Today on Screen the Lungs!, we will brainstorm some of the policy approaches that cancer care and health equity advocates can adopt to bolster high-level federal support of lung cancer screening programs.
We have previously established that smoking and tobacco use behaviors are most prevalent among Americans of low socioeconomic status. Given the strongly determinant link between smoking and lung cancer, one could reasonably expect that ensuring access to Lung Cancer Screening (LCS) for this population would actualize the greatest patient benefit from preventive screening.
Yet, this obvious need is left overwhelmingly unaddressed. Over half of United States Preventive Services Task Force (USPSTF) eligible smokers have been found to be either uninsured or underinsured with Medicaid programs.
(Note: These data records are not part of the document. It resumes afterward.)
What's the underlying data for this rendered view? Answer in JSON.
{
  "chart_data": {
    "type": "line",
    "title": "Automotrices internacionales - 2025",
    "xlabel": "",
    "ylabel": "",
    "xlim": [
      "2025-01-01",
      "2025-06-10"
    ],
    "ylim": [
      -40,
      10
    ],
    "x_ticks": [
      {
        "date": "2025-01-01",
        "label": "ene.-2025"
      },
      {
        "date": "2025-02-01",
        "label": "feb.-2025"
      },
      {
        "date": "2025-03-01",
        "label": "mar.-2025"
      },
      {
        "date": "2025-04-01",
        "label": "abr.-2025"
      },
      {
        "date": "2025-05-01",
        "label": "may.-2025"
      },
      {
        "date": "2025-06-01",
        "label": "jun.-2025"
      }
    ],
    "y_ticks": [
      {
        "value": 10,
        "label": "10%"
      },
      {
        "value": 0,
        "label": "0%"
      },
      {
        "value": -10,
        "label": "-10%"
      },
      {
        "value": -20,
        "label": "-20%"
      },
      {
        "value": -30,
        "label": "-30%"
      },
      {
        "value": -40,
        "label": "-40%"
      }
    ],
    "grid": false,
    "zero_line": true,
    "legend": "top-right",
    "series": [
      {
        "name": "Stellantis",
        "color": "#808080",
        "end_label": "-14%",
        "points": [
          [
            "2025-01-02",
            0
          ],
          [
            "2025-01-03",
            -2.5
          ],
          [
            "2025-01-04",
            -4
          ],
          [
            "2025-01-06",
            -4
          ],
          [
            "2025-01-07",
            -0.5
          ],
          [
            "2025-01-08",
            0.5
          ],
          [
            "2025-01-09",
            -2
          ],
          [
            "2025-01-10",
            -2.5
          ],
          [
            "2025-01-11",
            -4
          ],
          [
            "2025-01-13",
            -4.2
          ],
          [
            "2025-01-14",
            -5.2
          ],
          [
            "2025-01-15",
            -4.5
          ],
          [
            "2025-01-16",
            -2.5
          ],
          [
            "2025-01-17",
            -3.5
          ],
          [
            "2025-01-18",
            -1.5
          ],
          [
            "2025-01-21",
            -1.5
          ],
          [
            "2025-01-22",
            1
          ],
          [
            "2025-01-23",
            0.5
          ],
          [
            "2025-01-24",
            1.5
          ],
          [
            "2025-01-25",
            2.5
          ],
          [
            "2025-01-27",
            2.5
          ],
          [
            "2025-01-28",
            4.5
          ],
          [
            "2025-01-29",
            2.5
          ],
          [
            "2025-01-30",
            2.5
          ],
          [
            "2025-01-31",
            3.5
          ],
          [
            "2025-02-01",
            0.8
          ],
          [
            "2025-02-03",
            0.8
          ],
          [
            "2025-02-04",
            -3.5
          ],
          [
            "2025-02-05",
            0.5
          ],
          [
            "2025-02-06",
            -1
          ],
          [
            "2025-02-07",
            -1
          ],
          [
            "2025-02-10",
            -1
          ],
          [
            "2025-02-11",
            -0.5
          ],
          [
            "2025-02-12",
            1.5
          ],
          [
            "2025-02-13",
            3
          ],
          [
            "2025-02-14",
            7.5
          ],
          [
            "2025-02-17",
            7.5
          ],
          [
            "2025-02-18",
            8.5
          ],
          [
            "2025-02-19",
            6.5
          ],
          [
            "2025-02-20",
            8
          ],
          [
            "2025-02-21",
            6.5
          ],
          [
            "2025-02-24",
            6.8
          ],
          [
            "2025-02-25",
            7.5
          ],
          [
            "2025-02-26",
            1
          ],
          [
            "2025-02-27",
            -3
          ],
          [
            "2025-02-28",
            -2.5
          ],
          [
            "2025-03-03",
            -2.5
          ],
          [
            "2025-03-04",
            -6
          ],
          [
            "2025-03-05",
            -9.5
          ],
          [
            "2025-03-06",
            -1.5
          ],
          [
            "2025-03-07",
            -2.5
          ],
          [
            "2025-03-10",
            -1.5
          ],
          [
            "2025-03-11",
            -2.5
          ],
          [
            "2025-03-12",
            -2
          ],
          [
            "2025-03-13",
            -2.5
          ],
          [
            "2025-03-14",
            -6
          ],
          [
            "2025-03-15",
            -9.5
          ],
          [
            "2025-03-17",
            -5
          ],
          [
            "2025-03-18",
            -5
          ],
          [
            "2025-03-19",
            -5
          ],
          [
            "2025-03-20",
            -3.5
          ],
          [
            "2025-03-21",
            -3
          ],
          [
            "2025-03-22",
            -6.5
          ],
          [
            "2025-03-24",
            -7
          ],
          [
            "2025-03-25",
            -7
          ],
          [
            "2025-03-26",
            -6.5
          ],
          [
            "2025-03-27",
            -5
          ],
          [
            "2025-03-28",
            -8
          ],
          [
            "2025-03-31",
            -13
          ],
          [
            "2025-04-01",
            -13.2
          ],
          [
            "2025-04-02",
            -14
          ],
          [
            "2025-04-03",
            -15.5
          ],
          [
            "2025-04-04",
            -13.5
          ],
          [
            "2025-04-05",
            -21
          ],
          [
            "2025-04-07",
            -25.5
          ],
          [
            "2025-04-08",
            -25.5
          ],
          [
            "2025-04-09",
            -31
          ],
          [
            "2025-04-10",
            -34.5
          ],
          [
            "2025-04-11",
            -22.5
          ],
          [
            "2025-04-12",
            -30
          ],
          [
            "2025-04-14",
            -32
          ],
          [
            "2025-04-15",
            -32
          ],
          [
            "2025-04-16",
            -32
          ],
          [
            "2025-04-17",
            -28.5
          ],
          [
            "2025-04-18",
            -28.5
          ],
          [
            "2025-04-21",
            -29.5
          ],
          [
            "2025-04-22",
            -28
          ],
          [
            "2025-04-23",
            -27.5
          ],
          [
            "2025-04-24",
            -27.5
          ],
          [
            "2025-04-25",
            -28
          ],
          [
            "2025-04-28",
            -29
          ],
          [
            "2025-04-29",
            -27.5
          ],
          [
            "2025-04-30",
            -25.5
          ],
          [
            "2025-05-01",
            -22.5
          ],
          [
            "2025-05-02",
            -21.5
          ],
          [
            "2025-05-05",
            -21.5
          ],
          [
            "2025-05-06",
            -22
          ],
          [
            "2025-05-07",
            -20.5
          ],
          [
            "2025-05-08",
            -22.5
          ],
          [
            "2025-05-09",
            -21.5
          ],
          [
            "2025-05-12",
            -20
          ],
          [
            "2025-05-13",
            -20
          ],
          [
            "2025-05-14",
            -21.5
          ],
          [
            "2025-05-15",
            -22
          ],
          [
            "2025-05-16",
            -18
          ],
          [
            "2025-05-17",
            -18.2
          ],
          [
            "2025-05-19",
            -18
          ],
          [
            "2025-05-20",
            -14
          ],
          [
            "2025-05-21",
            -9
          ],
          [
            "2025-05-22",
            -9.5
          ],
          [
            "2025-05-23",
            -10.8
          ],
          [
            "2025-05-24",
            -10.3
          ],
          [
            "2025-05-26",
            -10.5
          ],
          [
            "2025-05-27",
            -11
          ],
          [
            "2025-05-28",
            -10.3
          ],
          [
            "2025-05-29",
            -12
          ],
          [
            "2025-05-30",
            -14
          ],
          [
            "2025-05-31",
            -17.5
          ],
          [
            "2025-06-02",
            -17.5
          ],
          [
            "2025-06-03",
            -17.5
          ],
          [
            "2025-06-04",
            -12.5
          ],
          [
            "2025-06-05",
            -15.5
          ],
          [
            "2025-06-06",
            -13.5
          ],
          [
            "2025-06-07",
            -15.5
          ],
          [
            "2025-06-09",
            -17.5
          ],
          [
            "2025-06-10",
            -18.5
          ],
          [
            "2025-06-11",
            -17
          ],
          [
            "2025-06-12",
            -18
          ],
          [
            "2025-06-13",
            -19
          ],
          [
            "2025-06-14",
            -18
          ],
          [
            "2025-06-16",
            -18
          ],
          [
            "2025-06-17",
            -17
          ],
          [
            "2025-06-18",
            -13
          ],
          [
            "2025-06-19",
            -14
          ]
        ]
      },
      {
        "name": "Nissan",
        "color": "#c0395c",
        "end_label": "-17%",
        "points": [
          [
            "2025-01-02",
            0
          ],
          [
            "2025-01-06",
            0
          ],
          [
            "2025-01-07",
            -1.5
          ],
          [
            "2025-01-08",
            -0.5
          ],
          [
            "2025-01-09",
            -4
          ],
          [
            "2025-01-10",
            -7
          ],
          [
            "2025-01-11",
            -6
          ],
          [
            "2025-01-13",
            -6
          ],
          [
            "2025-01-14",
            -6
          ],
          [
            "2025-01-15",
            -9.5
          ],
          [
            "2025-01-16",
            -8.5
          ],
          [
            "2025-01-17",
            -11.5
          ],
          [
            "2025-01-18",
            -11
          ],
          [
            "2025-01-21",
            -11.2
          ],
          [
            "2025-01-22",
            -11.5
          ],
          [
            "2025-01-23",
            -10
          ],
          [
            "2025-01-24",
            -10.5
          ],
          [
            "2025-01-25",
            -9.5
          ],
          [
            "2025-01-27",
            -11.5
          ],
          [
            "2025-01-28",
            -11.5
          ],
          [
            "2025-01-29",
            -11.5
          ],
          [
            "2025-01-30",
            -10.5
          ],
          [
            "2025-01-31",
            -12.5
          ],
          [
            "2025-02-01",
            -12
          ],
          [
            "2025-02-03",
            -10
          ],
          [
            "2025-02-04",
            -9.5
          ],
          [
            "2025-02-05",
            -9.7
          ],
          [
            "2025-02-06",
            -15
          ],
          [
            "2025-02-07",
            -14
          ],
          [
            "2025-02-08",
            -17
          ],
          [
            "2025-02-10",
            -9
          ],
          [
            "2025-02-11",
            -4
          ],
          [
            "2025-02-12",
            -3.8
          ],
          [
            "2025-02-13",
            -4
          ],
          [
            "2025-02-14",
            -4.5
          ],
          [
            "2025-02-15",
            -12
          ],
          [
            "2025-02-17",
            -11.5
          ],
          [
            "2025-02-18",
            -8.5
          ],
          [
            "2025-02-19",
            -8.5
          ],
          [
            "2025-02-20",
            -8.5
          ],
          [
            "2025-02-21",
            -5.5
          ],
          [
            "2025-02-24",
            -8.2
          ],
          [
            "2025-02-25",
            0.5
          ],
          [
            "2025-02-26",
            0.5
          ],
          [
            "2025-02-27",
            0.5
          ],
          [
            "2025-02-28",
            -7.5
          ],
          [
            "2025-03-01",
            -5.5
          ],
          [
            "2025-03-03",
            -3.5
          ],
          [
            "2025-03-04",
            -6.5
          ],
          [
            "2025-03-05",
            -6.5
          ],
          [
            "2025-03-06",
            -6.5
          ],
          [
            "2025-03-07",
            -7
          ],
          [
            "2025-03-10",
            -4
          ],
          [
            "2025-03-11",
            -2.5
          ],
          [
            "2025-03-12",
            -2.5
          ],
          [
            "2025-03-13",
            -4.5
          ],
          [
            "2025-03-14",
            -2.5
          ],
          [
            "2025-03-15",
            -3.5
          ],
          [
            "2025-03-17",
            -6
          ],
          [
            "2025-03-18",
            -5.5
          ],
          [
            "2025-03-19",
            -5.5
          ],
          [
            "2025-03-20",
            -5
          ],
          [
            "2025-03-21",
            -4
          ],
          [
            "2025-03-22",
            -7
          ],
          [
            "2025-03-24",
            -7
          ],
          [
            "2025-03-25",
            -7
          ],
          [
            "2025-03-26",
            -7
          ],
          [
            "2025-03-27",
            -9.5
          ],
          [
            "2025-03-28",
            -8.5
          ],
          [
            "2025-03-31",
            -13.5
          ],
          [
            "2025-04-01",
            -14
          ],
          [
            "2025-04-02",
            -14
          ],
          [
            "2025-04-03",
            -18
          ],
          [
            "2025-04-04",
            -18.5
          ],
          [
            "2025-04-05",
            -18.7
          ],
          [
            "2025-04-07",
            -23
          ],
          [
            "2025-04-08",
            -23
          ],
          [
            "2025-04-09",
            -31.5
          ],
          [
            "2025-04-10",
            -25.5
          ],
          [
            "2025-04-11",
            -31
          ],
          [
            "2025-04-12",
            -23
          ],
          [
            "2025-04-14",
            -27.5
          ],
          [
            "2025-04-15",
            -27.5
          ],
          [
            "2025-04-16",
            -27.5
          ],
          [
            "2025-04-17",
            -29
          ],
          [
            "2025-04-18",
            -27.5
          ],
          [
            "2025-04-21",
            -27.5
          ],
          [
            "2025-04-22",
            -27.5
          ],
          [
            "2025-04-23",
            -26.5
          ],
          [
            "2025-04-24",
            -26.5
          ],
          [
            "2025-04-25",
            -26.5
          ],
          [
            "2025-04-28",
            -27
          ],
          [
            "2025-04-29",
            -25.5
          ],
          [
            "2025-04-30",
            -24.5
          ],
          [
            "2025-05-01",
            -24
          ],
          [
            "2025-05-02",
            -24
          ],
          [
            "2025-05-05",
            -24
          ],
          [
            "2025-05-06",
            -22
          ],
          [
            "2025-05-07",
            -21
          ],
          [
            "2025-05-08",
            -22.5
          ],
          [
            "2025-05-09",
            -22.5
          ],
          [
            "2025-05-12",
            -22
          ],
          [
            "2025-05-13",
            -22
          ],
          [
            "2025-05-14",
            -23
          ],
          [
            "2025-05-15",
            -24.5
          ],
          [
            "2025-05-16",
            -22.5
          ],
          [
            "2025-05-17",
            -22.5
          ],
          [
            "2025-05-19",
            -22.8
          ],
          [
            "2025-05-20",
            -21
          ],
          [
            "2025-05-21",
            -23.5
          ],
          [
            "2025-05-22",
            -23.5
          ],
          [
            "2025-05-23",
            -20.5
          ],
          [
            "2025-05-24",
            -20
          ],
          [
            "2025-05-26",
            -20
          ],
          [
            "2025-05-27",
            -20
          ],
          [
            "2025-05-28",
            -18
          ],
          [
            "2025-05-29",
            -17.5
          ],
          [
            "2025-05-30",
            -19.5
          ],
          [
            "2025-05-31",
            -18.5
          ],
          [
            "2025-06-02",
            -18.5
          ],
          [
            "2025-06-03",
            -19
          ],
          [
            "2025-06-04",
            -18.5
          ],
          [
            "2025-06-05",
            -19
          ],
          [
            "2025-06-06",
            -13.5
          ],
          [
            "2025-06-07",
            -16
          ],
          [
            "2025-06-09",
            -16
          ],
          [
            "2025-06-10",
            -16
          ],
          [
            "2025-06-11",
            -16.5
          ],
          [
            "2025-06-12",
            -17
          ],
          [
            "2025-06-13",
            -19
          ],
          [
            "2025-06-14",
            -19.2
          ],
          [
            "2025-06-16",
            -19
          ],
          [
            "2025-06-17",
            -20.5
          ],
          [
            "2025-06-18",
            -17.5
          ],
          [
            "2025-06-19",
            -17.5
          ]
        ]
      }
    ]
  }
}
Medicaid – one of the only healthcare programs not required to cover LCS – is determined at the state level, and wide variations in coverage, eligibility, and copayments have been demonstrated across states.
Moreover, racial and ethnic minorities are even less likely to be fully insured, with such groups seeing significant drops in screening for lung cancer when the Low-Dose CT (LDCT) costs were expected to come out of their own pockets.
This information clearly demonstrates that some of the most vulnerable populations at risk for lung cancer have been abandoned: left without equitable access to preventive LCS services, facing disproportionate financial burden, and augmenting the existing health disparities seen in marginalized groups of Americans.
Given that Medicaid beneficiaries – a group represented by a large proportion of minority and disadvantaged populations – are at a disproportionately high risk for lung cancer development, it is unacceptable that almost a quarter of states do not include LDCT lung cancer screening as a reimbursable service in Medicaid fee-for-service plans.
Especially considering that states with Medicaid expansion have seen trends towards earlier and more treatable cancer diagnoses, it must be demanded of all state governments that LCS be fully covered by Medicaid in order to promote equitable access to preventive lung cancer care for our most vulnerable populations. Advocacy groups, health providers, and institutions should continue to lobby for these reforms at the state and national levels.
Previous federal legislation designed to ameliorate disparities in other forms of cancer lends valuable insight into policy approaches that should be implemented to bolster preventive lung cancer care.
One outstanding example is the 1990 Congressional Breast and Cervical Cancer Prevention Act, which established the CDC’s National Breast and Cervical Cancer Early Detection Program (NBCCEDP).
Since 1990, the NBCCEDP has provided quality screening and early diagnostic services to millions of low-income and uninsured women in all 50 states, the District of Columbia, and 19 territories and tribal organizations. Numerous evidence-based frameworks detailing program management, clinical service guidelines, and systematic data collection and tracking exemplify some of the strong work that the NBCCEDP has done to support screening nationwide, which have since been supplemented by funding from the 2000 National Breast and Cervical Cancer Prevention and Treatment Act.
The NBCCEDP has also successfully nurtured a number of partnerships with organizations ranging from community-based groups and local government agencies to broad health care systems and national organizations such as the American Cancer Society. This growing partner network continues to expand the NBCCEDP’s reach and scope throughout communities in need through shared resources, time, and expertise.
The National Mammography Quality Assurance Advisory Committee (NMQAAC), established in 1992 by the Mammography Standards Act, complements the screening care provided by the NBCCEDP by imposing regulations on accredited screening facilities across the country, ensuring quality standards, program compliance, reliable oversight, sufficient physician availability, and proper investigation of patient complaints.
The success of the NBCCEDP and NMQAAC demonstrate the importance of establishing high level federal support to enable the logistical, strategic, and financial support necessary to ensure access to high-quality screening at all levels of cancer care, for all cancer patients — particularly for marginalized and traditionally underserved Americans.
Thus, legislation and national support for lung cancer screening initiatives that pursue similar strategies as the NBCCEDP and NMQAAC must be a prioritized item of advocacy groups, cancer organizations, healthcare providers, and patient communities.